La logique et l’attaque contre le Venezuela

Logique vient de l’adjectif grec logikos (dérivé du nom logos = le discours, la parole) qui signifie ce qui convient à un discours, en particulier au raisonnement. Il indique une cohérence.

L’attaque contre le Venezuela est logique en ce sens qu’elle est cohérente avec le « discours » majoritaire états-unien qui a conduit à l’élection de D. Trump, et dont la double évacuation des critères du droit (cf. l’attaque du Capitole, les condamnations) et du réel sont les composantes majeures :  les justifications de D. Trump sont analogues celles de G.W. Bush pour l’attaque de l’Irak, avec la différence majeure de la parole : après l’avoir entendu brièvement, j’ai lu l’intégrité du discours qu’il a prononcé après l’attaque et l’enlèvement de N. Maduro. C’est à proprement parler sidérant : aucune structure, aucune analyse, mais le récit décousu que pourrait prononcer un homme embrumé ou un adolescent désinhibé en mal d’épopée de cour d’école.

Les arguments pour ou contre ce type d’intervention militaire, archiconnus et à chaque fois vainement ressassés, ne touchent pas le cœur du problème, à savoir ce qui fait émerger un D. Trump dont les actes ne peuvent être que dans la logique du discours qui l’a élu.
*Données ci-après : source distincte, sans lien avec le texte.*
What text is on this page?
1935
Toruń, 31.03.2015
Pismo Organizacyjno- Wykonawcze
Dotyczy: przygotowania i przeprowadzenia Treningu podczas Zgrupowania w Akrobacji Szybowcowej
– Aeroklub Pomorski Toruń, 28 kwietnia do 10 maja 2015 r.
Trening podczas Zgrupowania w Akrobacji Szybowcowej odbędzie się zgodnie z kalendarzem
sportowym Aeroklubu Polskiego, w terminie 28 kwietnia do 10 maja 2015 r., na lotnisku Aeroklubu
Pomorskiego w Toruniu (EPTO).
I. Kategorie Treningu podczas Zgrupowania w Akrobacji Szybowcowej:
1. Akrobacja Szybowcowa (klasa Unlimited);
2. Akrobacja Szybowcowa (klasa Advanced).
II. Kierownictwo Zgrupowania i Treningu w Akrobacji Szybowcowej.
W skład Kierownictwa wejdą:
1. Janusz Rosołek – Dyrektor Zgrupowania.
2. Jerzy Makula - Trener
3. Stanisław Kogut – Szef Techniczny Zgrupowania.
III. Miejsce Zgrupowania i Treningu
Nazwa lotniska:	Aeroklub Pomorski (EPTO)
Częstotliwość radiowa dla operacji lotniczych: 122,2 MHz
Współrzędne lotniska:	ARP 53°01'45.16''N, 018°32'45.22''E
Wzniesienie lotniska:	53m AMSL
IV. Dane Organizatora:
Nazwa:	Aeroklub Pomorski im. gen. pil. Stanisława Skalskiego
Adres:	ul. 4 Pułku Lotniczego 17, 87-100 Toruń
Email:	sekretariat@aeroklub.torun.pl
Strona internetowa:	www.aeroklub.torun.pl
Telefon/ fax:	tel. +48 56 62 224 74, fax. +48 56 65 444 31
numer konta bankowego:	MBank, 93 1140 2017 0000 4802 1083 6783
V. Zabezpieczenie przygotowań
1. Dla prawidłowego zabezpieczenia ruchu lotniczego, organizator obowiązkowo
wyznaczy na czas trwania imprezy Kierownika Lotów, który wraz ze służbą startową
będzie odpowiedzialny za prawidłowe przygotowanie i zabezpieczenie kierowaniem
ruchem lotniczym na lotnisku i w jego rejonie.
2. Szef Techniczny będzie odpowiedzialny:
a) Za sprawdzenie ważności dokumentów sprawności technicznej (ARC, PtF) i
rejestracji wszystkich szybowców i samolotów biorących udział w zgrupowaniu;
J’écoutais samedi (France Culture – 12 h 45) un débat sur le referendum.

Jamais ne fut posée la question de la nature du peuple, qui répond par oui ou non, ou qui élit D. Trump ou V. Poutine et dont se réclament tous les politiciens de tout bord pour justifier ce qu’ils disent ou font.

Dans sa déclaration très tardive, E. Macron invoque le bien-être du peuple vénézuélien. En ne condamnant pas l’attaque au nom du droit dont il est pourtant le garant en tant que président d’une République signataire de la Charte des Nations Unies, il la valide en même temps qu’il nourrit le discours qui a conduit à l’émergence de D. Trump et celui qui, en France, nourrit le RN.

Si l’on considère que le rapport du peuple à la population est équivalent à celui de l’esprit au corps, l’état de santé de l’humanité aujourd’hui est une pathologie neurodégénérative.

Ceux qui entouraient le président américain quand il délira son long discours de sa voix enfantine et monocorde n’étaient ni médecins ni infirmiers. Leurs attitudes et leurs regards confirmaient la gravité de la pathologie.

« Que veulent les Français en 2026 ? », ou l’art de l’esquive.

La question « Que veulent les Français en 2026 ?* »  était l’intitulé des Matins de France Culture, ce 1er janvier. Invités : Brice Teinturier (journaliste, directeur de l’institut de sondage IPSOS) et François Raynaert, journaliste à L’Obs, co-auteur d’un ouvrage sur le 21ème siècle.

*Je passe sur la question débile, « non-culture » … posée sur France-Culture

La première partie concerna les événements considérés comme majeurs de ce premier quart de siècle.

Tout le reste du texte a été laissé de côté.